Speler B neemt de bal aan, versnelt naar de cirkel en slaat op doel.
Uitvoering
- A start met de bal en passt naar B.
- B neemt de bal aan en passt naar C.
- C neemt de bal aan en speelt breed naar de doorgelopen A.
- A ontvangt de bal, waarna een 3:2 situatie ontstaat tegen de verdedigers.
- Verdedigers starten in de cirkel en mogen uitstappen zodra C de bal heeft aangenomen.
- Aanvallers proberen te scoren op het grote doel.
- Verdedigers scoren in het kleine doel bij de zijlijn.
Uitvoering
- We spelen een 3 tegen 3 wedstrijd waarbij de nadruk ligt op communicatie tussen aanvallers en verdedigers.
- Hoe positioneer je jezelf en hoe maak je je vrij voor je medespelers?
- Spelers A, B en C vormen een team.
- De eerste pass gaat naar speler B, vanaf daar begint de 3 tegen 3.
- De verdedigers zetten druk op de bal en proberen te voorkomen dat de aanvallers door het midden van het veld spelen.
- Ze zorgen ervoor dat de as van het veld goed verdedigd is.
- Als ze de bal veroveren, scoren ze in het doeltje aan de zijkant van het veld.
Uitvoering
- De ballen beginnen bij speler 1.
- Speler 1 past naar speler 2.
- Speler 2 neemt de bal aan; op dat moment mogen de vier spelers rondom speler 2 druk zetten.
- Speler 2 moet een weg vinden en proberen een pass te geven naar een teamgenoot van oranje.
- Als speler 2 de pass kan geven, valt oranje aan in een 4-tegen-4 situatie.
- Als wit de bal afpakt, valt wit aan in een 4-tegen-4 situatie.
Uitvoering
- A start met de bal en geeft een harde, gerichte push of flats naar B.
- B ontvangt de bal en speelt deze terug naar de doorgelopen A.
- A geeft een harde, gerichte push naar C.
- De bal kan direct naar de stick van C worden gespeeld of als tipbal, zodat C met een tip-in kan scoren.
- Zet de oefening aan beide kanten van het veld uit.
Uitvoering
- De trainer roept een kleurcode, bijvoorbeeld: WIT ROOD ROOD.
- De speler die als eerste bij de cirkel is, mag als eerste slaan.
- Houd de bal in de gaten en let op je looprichting.
- Kijk naar je medespeler om te bepalen of je op doel kunt slaan.
Opzet
- 3 teams: blauw, rood en wit.
- Elk team heeft 3, 4 of 5 spelers.
- Het aanvallende team (A) heeft 1 speler meer (bijv. 3:2, 4:3).
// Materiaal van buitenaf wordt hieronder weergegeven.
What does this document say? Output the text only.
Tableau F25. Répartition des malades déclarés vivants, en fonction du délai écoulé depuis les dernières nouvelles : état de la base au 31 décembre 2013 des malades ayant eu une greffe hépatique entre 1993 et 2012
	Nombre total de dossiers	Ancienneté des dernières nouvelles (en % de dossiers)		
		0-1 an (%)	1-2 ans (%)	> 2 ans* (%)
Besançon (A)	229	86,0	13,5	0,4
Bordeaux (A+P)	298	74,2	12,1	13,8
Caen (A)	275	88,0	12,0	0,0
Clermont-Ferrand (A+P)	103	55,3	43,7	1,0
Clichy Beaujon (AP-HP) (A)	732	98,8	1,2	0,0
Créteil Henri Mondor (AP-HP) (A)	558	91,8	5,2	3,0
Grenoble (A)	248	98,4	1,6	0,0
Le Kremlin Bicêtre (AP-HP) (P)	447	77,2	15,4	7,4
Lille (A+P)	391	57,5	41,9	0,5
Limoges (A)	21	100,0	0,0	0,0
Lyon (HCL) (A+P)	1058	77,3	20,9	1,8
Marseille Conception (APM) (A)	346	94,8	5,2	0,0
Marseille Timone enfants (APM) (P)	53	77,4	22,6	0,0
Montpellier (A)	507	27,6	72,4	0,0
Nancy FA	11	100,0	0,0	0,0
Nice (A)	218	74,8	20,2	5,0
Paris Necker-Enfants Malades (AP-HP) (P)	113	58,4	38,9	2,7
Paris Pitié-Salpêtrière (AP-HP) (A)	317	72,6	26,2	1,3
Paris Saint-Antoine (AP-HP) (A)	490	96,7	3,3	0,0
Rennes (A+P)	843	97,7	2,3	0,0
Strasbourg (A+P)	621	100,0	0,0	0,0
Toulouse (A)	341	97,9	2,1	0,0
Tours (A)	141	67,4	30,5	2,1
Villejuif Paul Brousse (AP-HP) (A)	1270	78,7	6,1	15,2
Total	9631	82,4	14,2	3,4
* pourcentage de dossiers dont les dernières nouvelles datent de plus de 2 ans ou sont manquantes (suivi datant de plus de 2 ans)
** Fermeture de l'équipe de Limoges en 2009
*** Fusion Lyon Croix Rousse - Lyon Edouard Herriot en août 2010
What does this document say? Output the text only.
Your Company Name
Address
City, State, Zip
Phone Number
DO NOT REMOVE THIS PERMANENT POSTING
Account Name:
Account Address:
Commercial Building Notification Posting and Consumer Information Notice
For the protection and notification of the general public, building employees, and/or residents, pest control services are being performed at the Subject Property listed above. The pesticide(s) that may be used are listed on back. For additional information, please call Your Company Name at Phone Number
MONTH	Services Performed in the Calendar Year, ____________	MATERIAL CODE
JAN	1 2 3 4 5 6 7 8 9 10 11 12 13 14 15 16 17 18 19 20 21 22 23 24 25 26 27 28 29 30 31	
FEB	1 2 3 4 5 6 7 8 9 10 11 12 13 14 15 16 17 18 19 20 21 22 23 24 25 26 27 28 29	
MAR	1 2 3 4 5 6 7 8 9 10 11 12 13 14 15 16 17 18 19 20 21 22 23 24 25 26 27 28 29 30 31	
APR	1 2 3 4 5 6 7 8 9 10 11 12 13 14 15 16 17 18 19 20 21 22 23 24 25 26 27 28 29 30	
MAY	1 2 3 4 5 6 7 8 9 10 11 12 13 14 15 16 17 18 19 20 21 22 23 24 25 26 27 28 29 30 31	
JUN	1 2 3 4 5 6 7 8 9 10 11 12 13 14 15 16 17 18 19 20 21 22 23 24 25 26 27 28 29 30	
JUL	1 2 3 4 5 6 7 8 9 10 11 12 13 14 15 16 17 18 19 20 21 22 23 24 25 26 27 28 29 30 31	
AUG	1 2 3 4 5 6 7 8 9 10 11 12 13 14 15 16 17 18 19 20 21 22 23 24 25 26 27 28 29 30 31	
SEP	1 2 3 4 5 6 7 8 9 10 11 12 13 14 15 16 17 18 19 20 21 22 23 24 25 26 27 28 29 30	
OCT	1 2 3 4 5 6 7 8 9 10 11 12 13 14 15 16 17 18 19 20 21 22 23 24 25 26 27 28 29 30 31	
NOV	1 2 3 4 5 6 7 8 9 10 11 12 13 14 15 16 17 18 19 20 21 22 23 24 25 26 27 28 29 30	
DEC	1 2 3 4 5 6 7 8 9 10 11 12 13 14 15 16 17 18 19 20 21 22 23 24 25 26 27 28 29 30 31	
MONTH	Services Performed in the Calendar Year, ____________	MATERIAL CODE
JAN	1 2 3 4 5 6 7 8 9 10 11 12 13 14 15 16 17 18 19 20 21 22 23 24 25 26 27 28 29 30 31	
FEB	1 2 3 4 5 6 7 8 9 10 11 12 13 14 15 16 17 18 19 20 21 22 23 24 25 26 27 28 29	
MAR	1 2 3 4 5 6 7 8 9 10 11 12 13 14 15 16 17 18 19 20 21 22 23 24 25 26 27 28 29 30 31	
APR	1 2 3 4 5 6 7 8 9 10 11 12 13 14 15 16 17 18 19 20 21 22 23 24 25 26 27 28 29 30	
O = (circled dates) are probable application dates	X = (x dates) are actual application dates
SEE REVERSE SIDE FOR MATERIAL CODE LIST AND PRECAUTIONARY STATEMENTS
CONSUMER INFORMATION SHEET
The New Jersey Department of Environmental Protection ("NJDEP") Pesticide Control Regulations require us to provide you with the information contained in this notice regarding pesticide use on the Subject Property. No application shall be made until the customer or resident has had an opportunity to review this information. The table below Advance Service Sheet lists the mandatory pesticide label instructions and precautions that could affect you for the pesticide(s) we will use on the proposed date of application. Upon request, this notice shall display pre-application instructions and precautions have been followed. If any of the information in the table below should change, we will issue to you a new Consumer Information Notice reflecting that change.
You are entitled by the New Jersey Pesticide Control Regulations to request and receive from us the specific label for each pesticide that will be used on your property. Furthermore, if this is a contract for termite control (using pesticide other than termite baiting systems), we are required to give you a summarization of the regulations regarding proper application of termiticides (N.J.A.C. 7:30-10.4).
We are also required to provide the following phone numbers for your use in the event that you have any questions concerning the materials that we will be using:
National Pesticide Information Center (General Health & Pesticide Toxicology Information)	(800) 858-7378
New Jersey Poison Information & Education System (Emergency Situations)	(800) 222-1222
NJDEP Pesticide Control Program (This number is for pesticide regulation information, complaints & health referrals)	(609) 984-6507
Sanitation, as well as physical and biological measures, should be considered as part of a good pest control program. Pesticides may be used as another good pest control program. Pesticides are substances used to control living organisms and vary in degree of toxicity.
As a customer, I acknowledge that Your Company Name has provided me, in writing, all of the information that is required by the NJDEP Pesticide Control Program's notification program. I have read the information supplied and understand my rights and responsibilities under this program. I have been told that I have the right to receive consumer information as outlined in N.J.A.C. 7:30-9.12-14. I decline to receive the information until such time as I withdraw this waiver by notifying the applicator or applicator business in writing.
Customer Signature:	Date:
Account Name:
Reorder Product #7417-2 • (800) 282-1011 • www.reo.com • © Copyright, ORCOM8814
- Een speler van het verdedigende team (B) staat bij de trainer.
- Het niet-spelende team (C) staat aan de middenlijn.
- Als team A scoort, verdedigen ze met één speler minder.
- Team B stelt zich op aan de middenlijn en gaat aanvallen.
- Trainer brengt de bal in het spel.
- Links en rechts afwisselen.
- Aanval over links: Blauw valt aan, wit verdedigt, rood staat klaar op rechts.
- Aanval over rechts: Blauw verdedigt met één speler minder, rood valt aan, wit staat klaar op links.
- Aanval over links: Wit valt aan, rood verdedigt met één speler minder, blauw staat klaar.
Uitvoering
A geeft een lange harde pass naar B.
B neemt de bal aan en passt door naar C.
B en C spelen een 2-tegen-1 situatie tegen de verdediger die vanuit het midden druk zet.
Als de verdediger de bal afpakt, scoort hij in het kleine doel aan de zijkant.
Uitvoering
- Vorm twee teams die tegen elkaar spelen.
- De trainer roept een kleurencombinatie.
- Spelers rennen naar de bijbehorende pionnen en vervolgens de cirkel in.
- De trainer gooit een bal in de cirkel.
- Spelers spelen een één-tegen-één duel.
Uitvoering
- Deel de groep op in twee groepen.
- Een groep begint in het vak en zet druk op de spelers die al in het veld staan.
- De spelers in het veld willen de bal verplaatsen door middel van de kom en scoren in de doeltjes aan de zijkanten.
- De spelers in het vak mogen pas het vak uit wanneer de bal naar een van de verdedigers is gegooid.